Assemblée Nationale : l’UPRONA ne cache plus son pessimisme
Bujumbura le 18 avril 08 (SurviT-Banguka)
Le flou est si total à l’Assemblée Nationale que le
part UPRONA n’y voit plus rien. Alors que l’honorable Pie Ntavyohanyuma,
président de cette institution, avait engagé, fin mars, des
négociations avec tous les partis qui y sont représentés
pour tenter de remonter la pente, voilà que d’autres forces
occultes, propres au pouvoir CNDD-FDD, s’en mêlent et l’empêchent
d’aller de l’avant dans la mise en exécution de ces résultats
de ces négociations officiellement déjà bouclées.
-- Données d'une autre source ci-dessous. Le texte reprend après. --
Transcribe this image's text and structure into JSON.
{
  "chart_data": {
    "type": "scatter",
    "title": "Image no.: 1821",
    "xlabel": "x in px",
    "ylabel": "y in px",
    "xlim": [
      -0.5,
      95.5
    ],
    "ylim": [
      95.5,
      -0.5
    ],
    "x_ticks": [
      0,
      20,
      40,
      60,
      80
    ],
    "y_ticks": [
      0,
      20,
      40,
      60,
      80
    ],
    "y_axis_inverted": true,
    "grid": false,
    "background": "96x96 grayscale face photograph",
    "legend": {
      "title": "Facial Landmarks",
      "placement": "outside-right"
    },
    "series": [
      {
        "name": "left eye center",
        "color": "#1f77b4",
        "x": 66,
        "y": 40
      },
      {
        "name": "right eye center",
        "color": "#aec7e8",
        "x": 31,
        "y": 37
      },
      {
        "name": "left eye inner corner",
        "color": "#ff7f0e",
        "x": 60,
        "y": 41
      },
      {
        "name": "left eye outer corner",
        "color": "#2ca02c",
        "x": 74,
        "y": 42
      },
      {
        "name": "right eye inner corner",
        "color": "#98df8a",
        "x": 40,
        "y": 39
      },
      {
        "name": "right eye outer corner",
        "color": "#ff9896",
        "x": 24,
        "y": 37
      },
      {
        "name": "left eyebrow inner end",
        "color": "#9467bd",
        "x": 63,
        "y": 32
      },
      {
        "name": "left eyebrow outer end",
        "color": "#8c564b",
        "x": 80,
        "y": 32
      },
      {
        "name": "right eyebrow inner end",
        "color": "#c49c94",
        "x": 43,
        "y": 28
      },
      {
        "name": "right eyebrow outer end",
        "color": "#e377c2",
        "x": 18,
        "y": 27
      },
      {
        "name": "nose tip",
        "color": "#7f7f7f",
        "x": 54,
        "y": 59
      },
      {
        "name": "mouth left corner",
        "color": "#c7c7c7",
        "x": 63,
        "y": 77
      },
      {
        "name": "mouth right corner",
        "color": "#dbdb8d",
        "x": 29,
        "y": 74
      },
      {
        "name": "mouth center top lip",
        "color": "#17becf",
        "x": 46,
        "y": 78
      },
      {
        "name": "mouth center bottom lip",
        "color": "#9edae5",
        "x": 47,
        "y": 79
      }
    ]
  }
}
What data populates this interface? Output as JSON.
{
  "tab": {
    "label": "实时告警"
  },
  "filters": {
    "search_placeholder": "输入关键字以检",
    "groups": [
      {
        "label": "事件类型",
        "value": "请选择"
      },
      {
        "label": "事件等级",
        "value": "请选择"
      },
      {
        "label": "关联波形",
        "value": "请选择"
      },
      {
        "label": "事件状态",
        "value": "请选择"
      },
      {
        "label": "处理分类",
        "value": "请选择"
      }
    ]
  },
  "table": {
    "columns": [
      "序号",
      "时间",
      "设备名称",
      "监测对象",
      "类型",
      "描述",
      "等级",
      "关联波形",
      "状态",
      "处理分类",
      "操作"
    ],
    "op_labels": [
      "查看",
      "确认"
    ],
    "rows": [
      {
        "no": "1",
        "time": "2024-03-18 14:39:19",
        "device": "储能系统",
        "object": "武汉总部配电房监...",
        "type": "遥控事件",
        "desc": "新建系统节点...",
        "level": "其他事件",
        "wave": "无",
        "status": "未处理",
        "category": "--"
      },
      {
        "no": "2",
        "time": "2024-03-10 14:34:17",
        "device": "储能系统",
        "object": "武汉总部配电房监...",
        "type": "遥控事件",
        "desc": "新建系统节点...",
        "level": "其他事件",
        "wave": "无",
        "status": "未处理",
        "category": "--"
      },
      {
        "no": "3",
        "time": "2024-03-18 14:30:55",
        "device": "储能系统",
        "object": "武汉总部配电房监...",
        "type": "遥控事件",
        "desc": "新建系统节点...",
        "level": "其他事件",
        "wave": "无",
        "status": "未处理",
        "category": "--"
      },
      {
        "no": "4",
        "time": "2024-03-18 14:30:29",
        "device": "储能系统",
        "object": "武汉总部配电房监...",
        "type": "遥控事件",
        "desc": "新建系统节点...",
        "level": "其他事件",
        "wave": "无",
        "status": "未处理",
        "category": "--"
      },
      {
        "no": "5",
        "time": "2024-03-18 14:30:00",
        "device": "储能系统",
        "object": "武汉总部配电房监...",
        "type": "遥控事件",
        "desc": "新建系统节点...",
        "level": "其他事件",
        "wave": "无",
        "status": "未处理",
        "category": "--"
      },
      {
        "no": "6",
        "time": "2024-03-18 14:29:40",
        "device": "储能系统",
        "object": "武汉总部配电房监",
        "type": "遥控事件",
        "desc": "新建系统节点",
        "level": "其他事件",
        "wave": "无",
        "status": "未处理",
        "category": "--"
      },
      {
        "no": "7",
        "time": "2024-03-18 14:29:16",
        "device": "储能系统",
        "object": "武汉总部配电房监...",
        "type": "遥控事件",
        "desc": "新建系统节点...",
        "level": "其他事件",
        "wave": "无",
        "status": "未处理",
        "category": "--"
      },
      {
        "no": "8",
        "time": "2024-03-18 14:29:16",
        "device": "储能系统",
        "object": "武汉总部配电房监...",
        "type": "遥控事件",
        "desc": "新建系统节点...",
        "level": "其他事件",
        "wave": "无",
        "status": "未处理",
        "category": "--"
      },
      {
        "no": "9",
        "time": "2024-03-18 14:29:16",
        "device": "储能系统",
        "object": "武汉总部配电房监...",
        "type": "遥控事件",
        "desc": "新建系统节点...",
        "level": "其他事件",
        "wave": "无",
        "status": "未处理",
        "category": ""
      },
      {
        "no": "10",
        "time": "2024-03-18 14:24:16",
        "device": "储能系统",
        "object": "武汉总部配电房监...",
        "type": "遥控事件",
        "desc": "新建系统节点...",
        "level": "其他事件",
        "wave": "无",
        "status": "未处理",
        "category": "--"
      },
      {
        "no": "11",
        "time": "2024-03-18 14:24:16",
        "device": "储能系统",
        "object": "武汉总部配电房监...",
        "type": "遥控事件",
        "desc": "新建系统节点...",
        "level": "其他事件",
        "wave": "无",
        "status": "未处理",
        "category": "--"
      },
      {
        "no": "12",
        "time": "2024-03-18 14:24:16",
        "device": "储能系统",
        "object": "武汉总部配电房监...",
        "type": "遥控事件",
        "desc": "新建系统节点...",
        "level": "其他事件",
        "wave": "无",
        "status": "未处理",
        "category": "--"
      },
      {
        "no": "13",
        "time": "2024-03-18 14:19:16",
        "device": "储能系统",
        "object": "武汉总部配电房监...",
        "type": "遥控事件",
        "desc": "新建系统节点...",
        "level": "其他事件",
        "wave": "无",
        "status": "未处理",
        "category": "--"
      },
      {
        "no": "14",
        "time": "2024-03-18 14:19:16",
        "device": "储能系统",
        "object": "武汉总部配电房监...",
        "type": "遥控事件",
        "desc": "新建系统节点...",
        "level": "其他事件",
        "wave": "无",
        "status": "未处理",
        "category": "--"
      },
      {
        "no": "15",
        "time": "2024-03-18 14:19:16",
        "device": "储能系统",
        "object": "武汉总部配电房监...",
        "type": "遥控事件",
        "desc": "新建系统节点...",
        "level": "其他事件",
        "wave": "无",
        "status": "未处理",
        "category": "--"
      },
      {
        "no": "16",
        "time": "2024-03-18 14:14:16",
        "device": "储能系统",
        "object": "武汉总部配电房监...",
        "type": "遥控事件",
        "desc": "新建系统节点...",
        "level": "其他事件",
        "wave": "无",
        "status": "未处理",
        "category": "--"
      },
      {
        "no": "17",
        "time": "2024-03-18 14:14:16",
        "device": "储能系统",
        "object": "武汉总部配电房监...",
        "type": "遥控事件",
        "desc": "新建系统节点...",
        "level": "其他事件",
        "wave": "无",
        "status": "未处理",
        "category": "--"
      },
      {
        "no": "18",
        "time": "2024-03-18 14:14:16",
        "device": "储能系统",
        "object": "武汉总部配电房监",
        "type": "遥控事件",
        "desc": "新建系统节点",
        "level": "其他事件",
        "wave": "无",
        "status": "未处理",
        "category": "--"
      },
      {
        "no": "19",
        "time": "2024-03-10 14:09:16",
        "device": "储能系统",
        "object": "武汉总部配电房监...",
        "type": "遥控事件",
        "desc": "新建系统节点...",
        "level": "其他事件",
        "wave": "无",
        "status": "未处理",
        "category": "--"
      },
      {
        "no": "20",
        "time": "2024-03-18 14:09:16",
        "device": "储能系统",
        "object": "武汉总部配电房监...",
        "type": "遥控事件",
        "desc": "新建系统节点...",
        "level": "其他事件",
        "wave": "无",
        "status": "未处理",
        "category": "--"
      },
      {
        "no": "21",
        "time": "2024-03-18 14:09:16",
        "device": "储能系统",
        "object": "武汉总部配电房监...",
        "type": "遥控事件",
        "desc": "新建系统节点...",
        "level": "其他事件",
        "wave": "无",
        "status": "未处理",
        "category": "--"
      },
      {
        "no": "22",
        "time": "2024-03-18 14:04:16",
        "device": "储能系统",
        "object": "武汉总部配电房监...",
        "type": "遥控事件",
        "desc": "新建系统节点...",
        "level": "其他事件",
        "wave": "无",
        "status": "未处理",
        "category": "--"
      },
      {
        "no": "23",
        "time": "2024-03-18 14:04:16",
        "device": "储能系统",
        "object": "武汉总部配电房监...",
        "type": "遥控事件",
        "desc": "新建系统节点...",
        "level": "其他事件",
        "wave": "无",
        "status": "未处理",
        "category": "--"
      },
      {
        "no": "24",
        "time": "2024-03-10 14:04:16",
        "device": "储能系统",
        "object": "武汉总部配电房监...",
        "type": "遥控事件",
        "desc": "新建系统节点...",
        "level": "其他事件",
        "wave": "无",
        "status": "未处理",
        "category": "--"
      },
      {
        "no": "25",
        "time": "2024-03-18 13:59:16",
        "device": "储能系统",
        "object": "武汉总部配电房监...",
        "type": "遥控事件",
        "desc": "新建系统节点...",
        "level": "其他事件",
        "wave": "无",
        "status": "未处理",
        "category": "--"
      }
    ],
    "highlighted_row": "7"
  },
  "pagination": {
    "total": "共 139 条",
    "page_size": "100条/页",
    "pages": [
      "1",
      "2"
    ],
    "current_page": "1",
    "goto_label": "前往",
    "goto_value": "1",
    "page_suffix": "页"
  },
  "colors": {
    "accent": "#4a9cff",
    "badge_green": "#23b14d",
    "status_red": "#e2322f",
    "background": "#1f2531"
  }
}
Le rendez-vous qu’il leur avait donné le 10 mars dernier a été reporté sin
die, sans aucune explication. Ce qui sème la confusion au niveau de
l’UPRONA. Mais selon son président Aloys Rubuka, ce dialogue
avec les autres députés partenaires leur avait, quand même,
permis de s’accorder sur quelques compromis. Et parmi les gros acquis
de ces consultations Aloys Rubuka cite notamment l’amendement du règlement
d’ordre intérieur de l’Assemblée nationale.
Dans
le souci de réduire la taille des groupes parlementaires et permettre à ceux
qui ont été disloqués, en l’occurrence celui du
parti FRODEBU, de renaître. Le quota proposé est celui d’un
vingtième de la totalité des députés de l’Assemblée
Nationale (117). Soit six députés. Le président de l’UPRONA
révèle en outre que durant ces mêmes négociations,
la disposition portant « obligation de multiethnicité dans la
composition des groupes parlementaires » a été abrogée
parce que, explique-t-il, cette clause renfermait un caractère exclusif.
Ce qui laisse entendre que même l’UPRONA devrait avoir finalement
son groupe parlementaire. « Nous attendons la suite de ce processus
de dialogue », conclut Aloys Rubuka.